Friday, January 16, 2015

24 Things No One Ever Tells You About Book Publishing

Ten years ago, my first novel Prep came out. Here’s what I’ve learned about the publishing industry and writing since then.



My first novel.


Via amazon.com


1. When it comes to fellow writers, don't buy into the narcissism of small differences. In all their neurotic, competitive, smart, funny glory, other writers are your friends.


2. Unless you're Stephen King, or you're standing inside your own publishing house, assume that nobody you meet has ever heard of you or your books. If they have, you can be pleasantly surprised.


3. At a reading, 25 audience members and 20 chairs is better than 200 audience members and 600 chairs.


4. There are very different ways people can ask a published writer for the same favor. Polite, succinct, and preemptively letting you off the hook is most effective.


5. Blurbs achieve almost nothing, everyone in publishing knows it, and everyone in publishing hates them.


6. But a really good blurb from the right person can, occasionally, make a book take off.

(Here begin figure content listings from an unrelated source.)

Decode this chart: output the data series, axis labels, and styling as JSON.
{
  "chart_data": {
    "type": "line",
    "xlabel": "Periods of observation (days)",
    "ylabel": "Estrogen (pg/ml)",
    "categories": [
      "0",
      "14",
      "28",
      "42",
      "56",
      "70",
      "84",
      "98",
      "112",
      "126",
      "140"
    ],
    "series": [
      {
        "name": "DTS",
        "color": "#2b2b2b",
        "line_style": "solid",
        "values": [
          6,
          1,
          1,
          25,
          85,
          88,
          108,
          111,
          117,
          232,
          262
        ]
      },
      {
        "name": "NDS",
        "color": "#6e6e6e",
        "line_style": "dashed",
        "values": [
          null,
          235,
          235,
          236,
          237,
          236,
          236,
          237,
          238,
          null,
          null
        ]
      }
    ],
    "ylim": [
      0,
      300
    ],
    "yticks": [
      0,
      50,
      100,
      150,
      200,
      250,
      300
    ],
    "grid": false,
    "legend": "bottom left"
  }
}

7. When your book is on best-seller lists, people find you more amusing and respond to your emails faster.



Summit Entertainment / Via Tumblr


8. When your book isn't on best-seller lists, your life is calmer and you have more time to write.


9. The older you are when your first book is published, the less gratuitous resentment will be directed at you.


10. The goal is not to be a media darling; the goal is to have a career.


11. The farther you live from New York, the less preoccupied you'll be with literary gossip. Like cayenne pepper, literary gossip is tastiest in small doses.


12. Contrary to stereotype, most book publicists aren't fast-talking, vapid manipulators; they're usually warm, organized youngish women (yes, they are almost all women) who love to read.



13. Female writers are asked more frequently about all of the following topics than male writers: whether their work is autobiographical; whether their characters are likable; whether their unlikable characters are unlikable on purpose or the writer didn't realize what she was doing; how they manage to write after having children.